Cutting back on sugar intake has a number of health benefits. And it’s important to develop those healthy eating habits in growing teens.
In an attempt to curb consumption of sugar-sweetened beverages among high school students, researchers looked for a student-driven solution.
In a limited pilot program, in which students themselves highlighted the unhealthy aspects of sugary drinks, these researchers saw teens cut consumption of sugar from soda, fruit drinks and other sweetened beverages. Consumption of water also increased during the research effort, results showed.
This study suggests that peer-based intervention, led by teens and geared toward teens, could effectively help reduce intake of sugary drinks among high school-aged youths.
“Limit sugary drinks in your diet.“
Laureen Smith, PhD, an associate professor of nursing at The Ohio State University, and Christopher Holloman, PhD, also an associate professor at The Ohio State University, conducted this research.
Drs. Smith and Holloman started a pilot intervention program at two high schools that began with establishing teen advisory councils.
From there, the students involved designed marketing campaigns, planned school assemblies and shared daily facts about sugary drinks over the morning announcements.
All the material encouraged high schoolers to reduce the sugary drinks they consumed for 30 days.
One component included students keeping a daily log tracking their beverage intake.
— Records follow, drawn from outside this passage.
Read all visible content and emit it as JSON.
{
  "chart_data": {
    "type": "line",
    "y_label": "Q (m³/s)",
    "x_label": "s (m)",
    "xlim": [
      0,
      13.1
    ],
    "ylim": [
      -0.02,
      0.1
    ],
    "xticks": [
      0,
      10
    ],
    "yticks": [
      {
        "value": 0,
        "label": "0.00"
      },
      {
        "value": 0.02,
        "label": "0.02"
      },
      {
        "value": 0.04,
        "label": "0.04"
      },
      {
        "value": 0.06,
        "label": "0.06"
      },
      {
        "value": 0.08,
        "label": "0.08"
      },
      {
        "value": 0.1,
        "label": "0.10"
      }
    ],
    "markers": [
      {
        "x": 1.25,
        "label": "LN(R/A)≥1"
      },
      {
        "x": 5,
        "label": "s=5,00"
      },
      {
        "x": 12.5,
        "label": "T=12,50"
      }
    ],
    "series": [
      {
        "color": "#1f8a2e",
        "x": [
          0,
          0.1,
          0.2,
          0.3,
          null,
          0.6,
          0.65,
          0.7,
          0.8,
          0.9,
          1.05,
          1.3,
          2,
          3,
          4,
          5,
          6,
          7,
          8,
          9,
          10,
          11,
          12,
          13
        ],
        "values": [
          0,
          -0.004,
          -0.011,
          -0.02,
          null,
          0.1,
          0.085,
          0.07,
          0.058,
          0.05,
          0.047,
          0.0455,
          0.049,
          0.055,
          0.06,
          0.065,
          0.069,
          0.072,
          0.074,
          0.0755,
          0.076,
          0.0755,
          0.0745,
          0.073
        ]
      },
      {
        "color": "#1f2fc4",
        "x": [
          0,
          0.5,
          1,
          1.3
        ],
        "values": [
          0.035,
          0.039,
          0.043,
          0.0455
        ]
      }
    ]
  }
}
The researchers organized 186 students and surveyed them about vending machines access, beverage options and sugar-sweetened beverage drinking habits.
Before the intervention, 41 percent of students reported buying sugary drinks from vending machines at schools. Of the 186, 63 percent reported consuming sweetened beverages at least three days a week.
One month after the 30-day intervention, the researchers found that almost 60 percent of the same students drank sugary beverages fewer than three days each week. The students showed nearly a 30 percent reduction in overall days per week that they drank sugary beverages.
Drs. Smith and Holloman found that the intervention reduced average daily servings of sugar-sweetened beverages by about 8 ounces per day.
This study defined sugar-sweetened drinks as soft drinks, sweet tea, fruit drinks, sports drinks, energy drinks, flavored or sweetened milk, coffee with sugar and other types of coffee-based drinks.
“[T]here was a huge reduction in sugar-sweetened beverage consumption,” Dr. Smith said in a press statement. “The kids were consuming them fewer days per week and when they were consuming these drinks, they had fewer servings.
“We’re teaching kids to help themselves, and it’s a really cost-effective way of promoting health and delivering a message,” she said. “We tend to think first of risky behaviors when we study adolescents, but they do positive things, too. We might as well use peer pressure to our advantage.”
Another study finding showed that water consumption increased by 30 percent from the start of the study to the time the challenge ended.
“The students’ water consumption before the intervention was lousy,” Dr. Smith said. “I don’t know how else to say it. But we saw a big improvement in that.”
Dr. Smith concluded that student-led efforts to change behavior, in this case consumption of sugary drinks, were both feasible and effective in her study.
This work was supported by a grant from the National Center for Advancing Translational Sciences to Ohio State’s Center for Clinical and Translational Science.
The study was published in the Journal of School Health.